When the growing season began, I was amazed at how quickly the roots gave birth to new vines beneath the warm Tuscan sun. Their tendrils reached out quickly through the fields, and where there had been barren earth, suddenly there was lush new growth and green grapes that would produce wonderful wine.
As I remember Tuscany, John 15 comes to mind: “I am the true vine, and My Father is the vinedresser. Every branch in Me that does not bear fruit He takes away; and every branch that bears fruit He prunes, that it may bear more fruit.”1
I am a very poor gardener because I hate to prune my plants. I let my rose bushes grow to ungainly heights. I shoo away every tree trimmer who comes to the door wanting to trim our trees. I let my perennials grow wild. I like the runaway growth of living things and don’t like to be the judge of what to cut.
But it is pretty clear in John 15 that God knows about vine trimming. If we don’t bear fruit, He cuts. When we do bear fruit, He prunes. Either way, He takes action.
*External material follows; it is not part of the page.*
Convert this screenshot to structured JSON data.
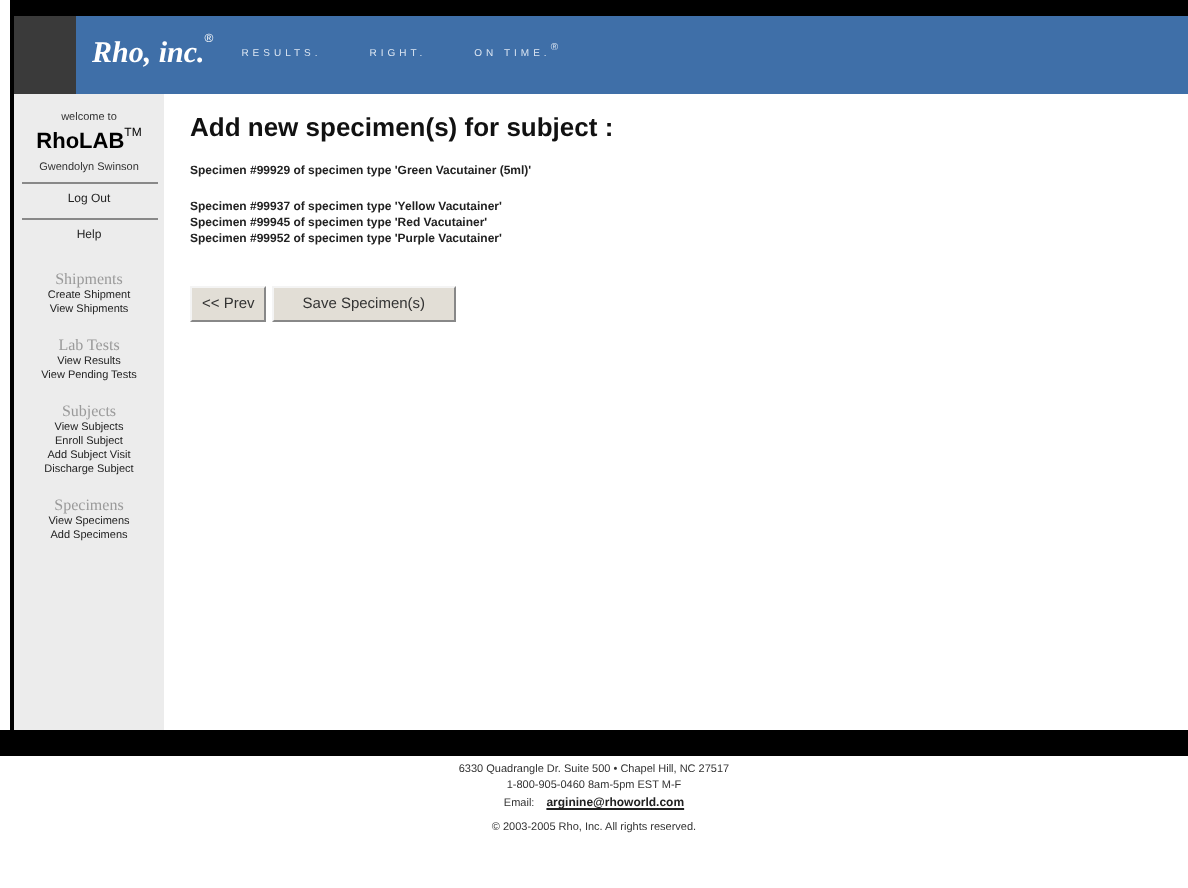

There are times the rug gets ripped out from under us, and He’s all we have left to stand on. The unexpected knocks us for a loop; tragedy, illness, betrayal or failure give us a sucker punch, and we feel all of those beautiful leafy branches being ripped away, until all that is left is a stubbly, chopped-up root in some seemingly barren ground.
But then, the time is right. The sun shines down. Rain falls. We realize that we have all we need in Him, and the miracle of new life and growth begins.